Selecting one of the following options will replace all missing data in the selected column with the same value:

  • specified by the user,
  • the arithmetic mean calculated from the data,
  • the geometric mean calculated from the data,
  • the harmonic mean calculated from the data,
  • the median,
  • the mode (unless it is multiple).

Selecting one of the following options will replace the missing data in the selected column with multiple (usually different) values. These values can be predicted from the column for which the missing data is filled, but they can also be predicted from the values of other columns (variables). You can replace missing data with values:

  • random from the data;
  • random from normal distribution - normal distribution is defined by the mean and standard deviation of the existing data;
  • with random values from an interval specified by the user;
  • calculated from user functions - this option allows you to use data from other variables to predict the missing value in the selected column;
  • predicted from the regression model - this option allows to predict the value of missing data based on the multiple regression model (the functioning of multiple regression is described in the section ''Multiple linear regression'');
  • interpolation based on neighboring values - applies to time series - so the user must indicate the time variable indicating the order of data; interpolation involves the determination of values for the missing data in such a way that they are graphically located on the straight line connecting values for data adjacent to the missing data;
  • the average of $n$ neighbors - applies to time series - Thus, the user must indicate the time variable that tells the order of the data; interpolation works by determining the average of the values for $n$ neighbors preceding and $n$ neighbors immediately following the missing data;
  • median from $n$ neighbors - applies to time series - thus the user must indicate the time variable telling about the order of the data; interpolation works by determining the median from the values for $n$ neighbors preceding and from $n$ neighbors immediately following the missing data;

Note

In order to be able to distinguish between imputed and real data, the replaced spaces are marked with a chosen color.

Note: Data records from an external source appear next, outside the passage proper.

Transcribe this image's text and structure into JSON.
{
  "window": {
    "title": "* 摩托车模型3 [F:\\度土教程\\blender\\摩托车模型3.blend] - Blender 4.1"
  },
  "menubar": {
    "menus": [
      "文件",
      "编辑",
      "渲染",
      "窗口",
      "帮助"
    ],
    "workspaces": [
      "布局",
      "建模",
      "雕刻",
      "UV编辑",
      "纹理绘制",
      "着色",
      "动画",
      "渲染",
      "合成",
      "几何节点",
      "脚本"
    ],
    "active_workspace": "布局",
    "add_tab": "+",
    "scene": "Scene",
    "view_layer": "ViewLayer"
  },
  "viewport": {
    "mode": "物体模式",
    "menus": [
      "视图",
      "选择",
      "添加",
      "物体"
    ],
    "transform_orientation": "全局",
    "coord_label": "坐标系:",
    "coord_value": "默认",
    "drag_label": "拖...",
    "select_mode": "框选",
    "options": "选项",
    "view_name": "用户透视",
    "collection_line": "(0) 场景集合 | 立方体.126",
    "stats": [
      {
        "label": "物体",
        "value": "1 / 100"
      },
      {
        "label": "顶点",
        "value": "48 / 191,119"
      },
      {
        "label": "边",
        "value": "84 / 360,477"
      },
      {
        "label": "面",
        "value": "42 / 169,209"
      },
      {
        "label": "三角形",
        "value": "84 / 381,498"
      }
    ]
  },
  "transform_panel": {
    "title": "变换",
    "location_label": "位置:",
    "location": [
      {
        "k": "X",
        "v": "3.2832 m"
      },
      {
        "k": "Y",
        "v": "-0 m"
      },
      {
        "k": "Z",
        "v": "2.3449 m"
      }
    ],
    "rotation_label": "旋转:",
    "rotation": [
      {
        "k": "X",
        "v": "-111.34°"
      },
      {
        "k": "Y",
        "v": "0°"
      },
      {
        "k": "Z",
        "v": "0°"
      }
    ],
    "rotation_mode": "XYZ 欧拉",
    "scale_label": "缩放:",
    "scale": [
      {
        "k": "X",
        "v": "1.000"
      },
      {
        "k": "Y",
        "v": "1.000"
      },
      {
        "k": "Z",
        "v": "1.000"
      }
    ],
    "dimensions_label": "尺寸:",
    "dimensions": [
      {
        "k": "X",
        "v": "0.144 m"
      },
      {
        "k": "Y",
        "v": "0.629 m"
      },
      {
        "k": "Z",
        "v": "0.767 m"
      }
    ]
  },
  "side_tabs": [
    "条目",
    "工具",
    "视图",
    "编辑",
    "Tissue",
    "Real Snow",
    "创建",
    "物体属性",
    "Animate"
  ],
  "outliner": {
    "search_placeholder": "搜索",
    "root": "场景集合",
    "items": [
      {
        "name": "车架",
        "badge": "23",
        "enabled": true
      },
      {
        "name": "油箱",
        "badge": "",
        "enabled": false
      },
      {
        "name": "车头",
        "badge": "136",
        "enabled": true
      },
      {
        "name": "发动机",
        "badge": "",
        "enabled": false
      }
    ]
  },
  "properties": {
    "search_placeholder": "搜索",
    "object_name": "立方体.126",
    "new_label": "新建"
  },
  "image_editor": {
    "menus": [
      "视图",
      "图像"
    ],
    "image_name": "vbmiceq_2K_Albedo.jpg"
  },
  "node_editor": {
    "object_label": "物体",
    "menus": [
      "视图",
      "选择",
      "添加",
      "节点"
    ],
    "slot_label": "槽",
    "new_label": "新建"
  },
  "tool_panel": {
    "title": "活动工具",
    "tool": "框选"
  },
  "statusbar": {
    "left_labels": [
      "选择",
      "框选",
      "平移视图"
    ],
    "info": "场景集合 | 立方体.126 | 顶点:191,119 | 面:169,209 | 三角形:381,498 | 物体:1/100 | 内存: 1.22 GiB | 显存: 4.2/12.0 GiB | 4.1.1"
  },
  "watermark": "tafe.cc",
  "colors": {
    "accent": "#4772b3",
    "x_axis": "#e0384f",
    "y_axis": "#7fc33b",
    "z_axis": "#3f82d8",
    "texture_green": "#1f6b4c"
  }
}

Example (missingData-publisher.pqs file)

Analysis of the publisher.pqs file with no missing data is discussed in ''Multiple linear regression''. This time we are going to deal with a datasheet in which there are missing data in the column containing gross profit from book sales. For these missing data, the actual values are known (datasheet: „REAL VALUES”), so you can compare the values generated by the program for the missing data with the actual values to compare the results obtained by different techniques. In the example, we will use 2 ways of replacing missing data: replacing with the median value and the value determined by the regression model. The other options are left to you to work on your own.

Replacing missing data with the median value is done on datasheet 1 called „Insert the median”. Set the variable prepared to be inputed as gross profit in the Missing data window and select the method of replacement as the median value. This will result in a value of 46 850 dollars being inputed in place of the missing data.

It is suspected that profits are higher when dealing with books from known authors (coded as 1) and lower when dealing with those from unknown authors (coded as 0). So we calculate the median gross profit separately for books by known and unknown authors. We perform the imputation on the datasheet named „Insert two medians”. We set the filter twice for the variable defining the authors' popularity (variable 7) - once giving the value 1 and once giving the value 0. The resulting median gross profit in the group of books by popular authors is about 51 000 dollars, and among those by lesser-known authors it is about 34 000 dollars.

Another way to replace missing data, is to use a regression model. Select the „Insert from regression” datasheet and once again select the gross profit variable as the variable to be inserted, and select „Values predicted from regression” as the method of substitution. There will be more variables used to predict the value of gross profit this time: production costs (variable 3), advertising costs (variable 4) and authors' popularity (variable 7). This time the results seem to be less different from the real values, unfortunately the result for the item number 35 is missing, because for this book we had no information about the cost of production, on which, among other things, we wanted to base the prediction.